Он сын просвирни Захарихи,— добавила Дина.— Да только он почти что как беспризорный. Захариха его с пяти лет не кормит. Вот Ленька и шныряет по садам да огородам. И на базаре промышляет.

Ворует, что ли?

Не ворует, а берет без спросу у торговок. Захочет есть — цоп огурец с прилавка, или творогу кусок, или ватрушку какую. Это, говорит, я конфискую в пользу бедняцкого класса. Но он не много берет, а так, чтобы поесть. Торговки привыкли. Не Леньку ругают, а Захариху. Раз даже сговорились и побили ее кошелками.

Мне вдруг ни с того ни с сего стало жалко беспризорного мальчишку, но злость за подбитый глаз еще не прошла, и я сказала:

Нахал из нахалов. Раз голодный — попроси. Кто откажет?

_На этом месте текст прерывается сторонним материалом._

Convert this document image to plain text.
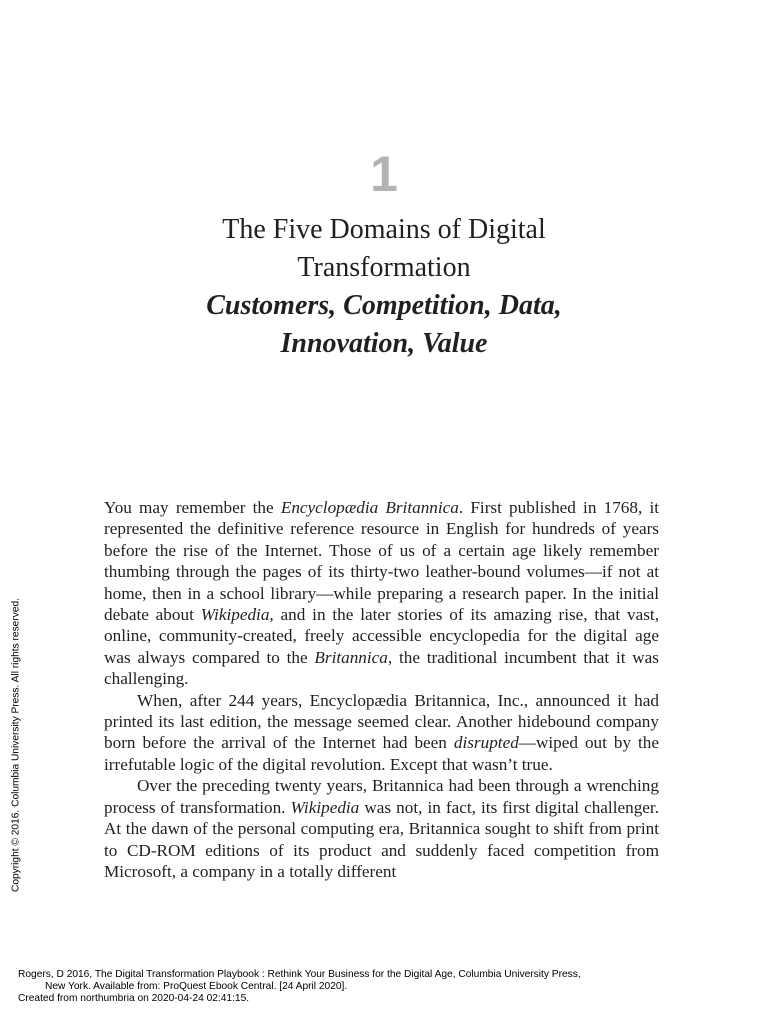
1
The Five Domains of Digital
Transformation
Customers, Competition, Data,
Innovation, Value

You may remember the Encyclopædia Britannica. First published in 1768, it represented the definitive reference resource in English for hundreds of years before the rise of the Internet. Those of us of a certain age likely remember thumbing through the pages of its thirty-two leather-bound volumes—if not at home, then in a school library—while preparing a research paper. In the initial debate about Wikipedia, and in the later stories of its amazing rise, that vast, online, community-created, freely accessible encyclopedia for the digital age was always compared to the Britannica, the traditional incumbent that it was challenging.

When, after 244 years, Encyclopædia Britannica, Inc., announced it had printed its last edition, the message seemed clear. Another hidebound company born before the arrival of the Internet had been disrupted—wiped out by the irrefutable logic of the digital revolution. Except that wasn’t true.

Over the preceding twenty years, Britannica had been through a wrenching process of transformation. Wikipedia was not, in fact, its first digital challenger. At the dawn of the personal computing era, Britannica sought to shift from print to CD-ROM editions of its product and suddenly faced competition from Microsoft, a company in a totally different

Copyright © 2016. Columbia University Press. All rights reserved.
Rogers, D 2016, The Digital Transformation Playbook : Rethink Your Business for the Digital Age, Columbia University Press,
New York. Available from: ProQuest Ebook Central. [24 April 2020].
Created from northumbria on 2020-04-24 02:41:15.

Как же, будет он просить — держи карман шире. Он гордый,— возразила Дина.

Мои тети не раз приглашали его обедать,— сказала Надя. — А он вместо спасиба им нагрубил. Я, говорит, не поп, чтобы ходить по приходу.

В детдом его надо отдать, раз он беспризорничает- — Я сама удивилась, что такая простая и дельная мысль пришла мне в голову,

Динка ехидно прищурилась:

— А то его не устраивали! Тебя, умницу, дожидались. И папа мой хлопотал, и Люськин отец, и Анна Тимофеевна — учительница наша. Раз пять его в Псковский детдом отвозили, а он побудет там недельку и опять тут как тут.

В этот вечер у нас ничего не клеилось — ни игры, ни озорство. Разошлись по домам рано. Молчаливые, понурые, побитые.

Тоня, увидев украшение под моим глазом, ехидно прищурилась:

Добегалась? Это с кем же ты кокнулась?

С кем кокнулась, с тем и стукнулась.

Ну и бесенок! Ох, девка, открутят тебе когда-нибудь голову на рукомойник.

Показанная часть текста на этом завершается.